The Social Areas on a Catamaran: Important Considerations

Fountaine-PajotLearning Center

The social areas on a catamaran are a big advantage of the catamaran lifestyle. Below I examine the key areas on a catamaran and important things to consider when you’re in the market for a new yacht.

The Control Cockpit and Sundeck

Notice how the helm is open to the cockpit for communication or passing refreshments and engine controls are outboard.
Line Controls
All line controls, including reef and halyards, lead to the control cockpit with electric winch and tail-bag to make things easy and neat. There is excellent visibility of all 4 corners from the deck-level helm. That pesky port aft corner? Just duck your head and look back through the cockpit, or have a crew stand by… (at the end of the day, the port hull follows the starboard, so if you’re lined up on your side, the other side will be fine—or, nowadays, many clients simply put in a camera on that corner!)
Solar Panels
Solar panels in a built-in location at end of Bimini, out from under the shade of the boom.










Short-Handed Sail Handling

Docking short-handed? Notice how the engine controls are outboard. Standing on the deck next to the controls you can maneuver into the fuel dock while throwing or catching a line that can be secured to the center cleat almost at your feet. So, now all is in place and you can single-handedly be secure next to the dock.

Did you notice the helm station is separated from the line handling controls?

This offers easy passage for guests going forward. It keeps the lines from getting hung up in the wheel, or the helmsman being disturbed while handling the boat. So, what about short-handed line handling— tacking and jibing?

Important Considerations

For raising sails or tacking, I simply put my remote autopilot (could be your iPhone with Bluetooth) on velcro dots on the cabin top next to the winches. Raising sails, autopilot holds your head to wind. Tacking: Hit tack button on your autopilot and get the smoothest most enviable tack you’ll ever see!

So, now we’re going to tack. Put the new sheet on the electric winch, with the slack out. Hit the autopilot tack function. Release the old sheet.
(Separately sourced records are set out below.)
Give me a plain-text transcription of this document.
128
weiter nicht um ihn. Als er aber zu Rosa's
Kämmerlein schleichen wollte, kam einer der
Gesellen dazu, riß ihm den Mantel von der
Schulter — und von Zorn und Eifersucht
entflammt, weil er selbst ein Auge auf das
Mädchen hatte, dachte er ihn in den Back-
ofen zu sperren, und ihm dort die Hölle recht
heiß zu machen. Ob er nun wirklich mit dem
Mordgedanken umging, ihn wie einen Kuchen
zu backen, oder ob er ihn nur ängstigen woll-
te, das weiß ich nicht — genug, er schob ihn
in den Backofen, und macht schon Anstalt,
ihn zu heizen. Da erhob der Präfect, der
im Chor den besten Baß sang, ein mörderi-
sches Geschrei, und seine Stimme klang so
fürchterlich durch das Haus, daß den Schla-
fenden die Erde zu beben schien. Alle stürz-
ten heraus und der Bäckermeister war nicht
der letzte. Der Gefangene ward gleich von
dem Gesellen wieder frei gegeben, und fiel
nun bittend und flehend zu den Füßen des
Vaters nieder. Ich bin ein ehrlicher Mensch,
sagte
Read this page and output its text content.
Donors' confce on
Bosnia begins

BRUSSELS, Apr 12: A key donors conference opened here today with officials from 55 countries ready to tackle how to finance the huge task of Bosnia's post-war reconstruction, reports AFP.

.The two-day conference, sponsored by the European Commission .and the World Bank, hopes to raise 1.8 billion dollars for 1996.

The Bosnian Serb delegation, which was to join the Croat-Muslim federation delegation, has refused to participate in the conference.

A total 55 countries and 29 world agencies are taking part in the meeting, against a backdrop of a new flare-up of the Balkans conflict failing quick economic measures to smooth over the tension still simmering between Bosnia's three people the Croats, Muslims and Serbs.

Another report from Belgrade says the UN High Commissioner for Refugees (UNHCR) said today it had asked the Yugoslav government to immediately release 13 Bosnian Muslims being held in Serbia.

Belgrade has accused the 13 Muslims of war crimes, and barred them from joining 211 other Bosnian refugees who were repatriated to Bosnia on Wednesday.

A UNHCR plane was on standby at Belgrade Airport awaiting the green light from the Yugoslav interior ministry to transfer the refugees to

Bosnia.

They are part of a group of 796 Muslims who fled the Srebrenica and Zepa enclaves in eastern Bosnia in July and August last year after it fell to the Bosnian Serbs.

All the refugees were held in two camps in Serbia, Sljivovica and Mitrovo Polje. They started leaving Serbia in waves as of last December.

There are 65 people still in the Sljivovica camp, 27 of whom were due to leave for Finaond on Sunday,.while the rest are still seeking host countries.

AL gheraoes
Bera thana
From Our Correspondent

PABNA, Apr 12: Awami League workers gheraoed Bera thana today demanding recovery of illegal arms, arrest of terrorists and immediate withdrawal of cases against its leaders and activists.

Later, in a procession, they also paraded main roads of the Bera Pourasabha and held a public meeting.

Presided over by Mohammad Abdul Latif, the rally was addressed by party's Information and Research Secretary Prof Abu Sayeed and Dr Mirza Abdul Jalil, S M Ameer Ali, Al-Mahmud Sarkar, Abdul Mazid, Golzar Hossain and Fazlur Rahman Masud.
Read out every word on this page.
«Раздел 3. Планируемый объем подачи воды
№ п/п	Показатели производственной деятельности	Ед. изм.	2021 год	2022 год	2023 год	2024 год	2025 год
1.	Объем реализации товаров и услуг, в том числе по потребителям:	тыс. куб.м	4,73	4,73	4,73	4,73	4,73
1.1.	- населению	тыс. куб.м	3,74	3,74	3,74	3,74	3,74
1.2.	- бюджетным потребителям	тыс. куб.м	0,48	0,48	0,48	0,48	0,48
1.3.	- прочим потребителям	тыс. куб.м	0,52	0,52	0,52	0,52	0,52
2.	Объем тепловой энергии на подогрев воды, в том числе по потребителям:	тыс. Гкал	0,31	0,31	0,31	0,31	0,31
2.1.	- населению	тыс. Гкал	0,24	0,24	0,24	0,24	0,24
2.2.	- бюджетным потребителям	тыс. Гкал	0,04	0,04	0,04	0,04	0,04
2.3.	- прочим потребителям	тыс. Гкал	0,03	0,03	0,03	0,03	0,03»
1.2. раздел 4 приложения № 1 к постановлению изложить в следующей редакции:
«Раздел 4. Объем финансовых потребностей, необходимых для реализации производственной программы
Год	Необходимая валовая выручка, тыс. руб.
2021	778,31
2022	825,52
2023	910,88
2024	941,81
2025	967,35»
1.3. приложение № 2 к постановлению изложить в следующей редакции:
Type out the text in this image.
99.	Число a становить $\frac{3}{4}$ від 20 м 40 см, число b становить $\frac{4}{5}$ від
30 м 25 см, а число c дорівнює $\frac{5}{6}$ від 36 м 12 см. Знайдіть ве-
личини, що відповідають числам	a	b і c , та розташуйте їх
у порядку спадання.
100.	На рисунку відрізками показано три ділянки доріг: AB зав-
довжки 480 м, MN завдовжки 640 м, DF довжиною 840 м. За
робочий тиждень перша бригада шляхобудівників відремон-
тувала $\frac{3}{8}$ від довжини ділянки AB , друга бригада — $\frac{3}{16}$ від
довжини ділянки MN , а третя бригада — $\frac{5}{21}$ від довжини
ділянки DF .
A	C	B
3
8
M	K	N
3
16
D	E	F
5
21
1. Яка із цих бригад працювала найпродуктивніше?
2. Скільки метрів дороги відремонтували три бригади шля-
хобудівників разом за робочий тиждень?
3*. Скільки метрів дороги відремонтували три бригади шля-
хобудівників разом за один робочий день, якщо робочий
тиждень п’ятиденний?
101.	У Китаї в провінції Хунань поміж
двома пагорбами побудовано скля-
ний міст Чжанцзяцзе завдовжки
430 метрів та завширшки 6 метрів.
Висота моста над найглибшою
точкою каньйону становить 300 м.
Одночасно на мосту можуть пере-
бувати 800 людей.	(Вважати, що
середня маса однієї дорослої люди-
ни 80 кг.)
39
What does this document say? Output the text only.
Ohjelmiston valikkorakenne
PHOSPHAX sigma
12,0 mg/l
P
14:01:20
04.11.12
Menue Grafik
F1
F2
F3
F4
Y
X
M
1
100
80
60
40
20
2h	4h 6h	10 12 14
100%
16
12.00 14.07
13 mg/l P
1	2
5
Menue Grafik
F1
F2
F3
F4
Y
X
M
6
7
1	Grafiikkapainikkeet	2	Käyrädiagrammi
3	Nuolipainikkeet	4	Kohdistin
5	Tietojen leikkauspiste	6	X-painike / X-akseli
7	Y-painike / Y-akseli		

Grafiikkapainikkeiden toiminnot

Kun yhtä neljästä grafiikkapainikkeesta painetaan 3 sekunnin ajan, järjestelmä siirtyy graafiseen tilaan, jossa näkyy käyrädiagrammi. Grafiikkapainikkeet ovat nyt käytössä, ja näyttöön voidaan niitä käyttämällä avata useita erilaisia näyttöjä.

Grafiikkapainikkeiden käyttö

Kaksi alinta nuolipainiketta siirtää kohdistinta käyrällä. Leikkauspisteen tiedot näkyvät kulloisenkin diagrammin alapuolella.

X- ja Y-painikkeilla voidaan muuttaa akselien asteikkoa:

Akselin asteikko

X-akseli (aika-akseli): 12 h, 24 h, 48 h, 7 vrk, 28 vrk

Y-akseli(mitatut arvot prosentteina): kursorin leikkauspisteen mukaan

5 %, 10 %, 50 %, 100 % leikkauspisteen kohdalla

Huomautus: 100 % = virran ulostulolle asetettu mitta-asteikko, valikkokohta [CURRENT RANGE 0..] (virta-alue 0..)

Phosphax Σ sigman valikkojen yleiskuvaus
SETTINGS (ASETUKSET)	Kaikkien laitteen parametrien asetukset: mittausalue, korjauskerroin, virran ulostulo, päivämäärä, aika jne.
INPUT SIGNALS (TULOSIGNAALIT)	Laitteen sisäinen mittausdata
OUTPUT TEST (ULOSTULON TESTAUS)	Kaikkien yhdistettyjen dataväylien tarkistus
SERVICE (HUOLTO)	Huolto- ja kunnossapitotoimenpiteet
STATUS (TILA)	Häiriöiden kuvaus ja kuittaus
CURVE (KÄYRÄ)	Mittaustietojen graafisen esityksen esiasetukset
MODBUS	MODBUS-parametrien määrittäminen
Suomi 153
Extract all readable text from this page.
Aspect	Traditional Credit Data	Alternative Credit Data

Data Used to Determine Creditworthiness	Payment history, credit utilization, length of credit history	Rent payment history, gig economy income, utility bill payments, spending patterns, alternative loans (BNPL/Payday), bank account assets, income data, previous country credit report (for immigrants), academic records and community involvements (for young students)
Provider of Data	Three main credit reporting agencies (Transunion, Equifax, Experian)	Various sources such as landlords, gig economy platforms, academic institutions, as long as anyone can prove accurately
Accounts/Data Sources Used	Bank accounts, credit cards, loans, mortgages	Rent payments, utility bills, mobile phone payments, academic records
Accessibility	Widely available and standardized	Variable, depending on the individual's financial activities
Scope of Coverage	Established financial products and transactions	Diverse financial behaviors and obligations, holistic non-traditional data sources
Push the button on the electric winch and trim in the new sheet. After you’re on the new tack, touch up the trim on helm and sheet— and experience the smoothest and easiest tack you ever made! So, why not a self-tacking jib instead?

Why Not a Self-Tending Jib?

On a boat, everything is a compromise— agreed? So go with an all-purpose Genoa!

Two Major Flaws with a Self-Tacking Jib

  1. It’s almost always too small, even if you move the rig back. You end up constantly having to shift between various headsails, most of which are not so easy to handle, compared to an all-purpose Genoa.
  2. To have any chance of even a slightly acceptable sail combination for reasonable performance, in a variety of conditions, with a self-tending jib, you need to move the mast back— so what?
    •  This puts its needed support system smack dab in the middle of the accommodations— not ideal to say the least.
    •  How do you support it? The mast stepped on top of the forward bulkhead is the standard, preferred and classic solution. The compressive load is spread and you can build in a substantial I-beam girder system across the cabin sole, forward of all of the furniture—all logical from an engineering perspective.

Not so logical, and a proven engineering nightmare is trying to put in support in the middle of the cabin sole. You can’t create a beam above the floor (tripping, visual hazard) and you don’t have room under the floor without compromising bridge deck clearance and creating serious wave interference under the boat.

So, let’s stay with what works, and use modern technology like electric winches, and Bluetooth autopilot interfaces to actually make tacking a conventional Genoa, a single-handed event.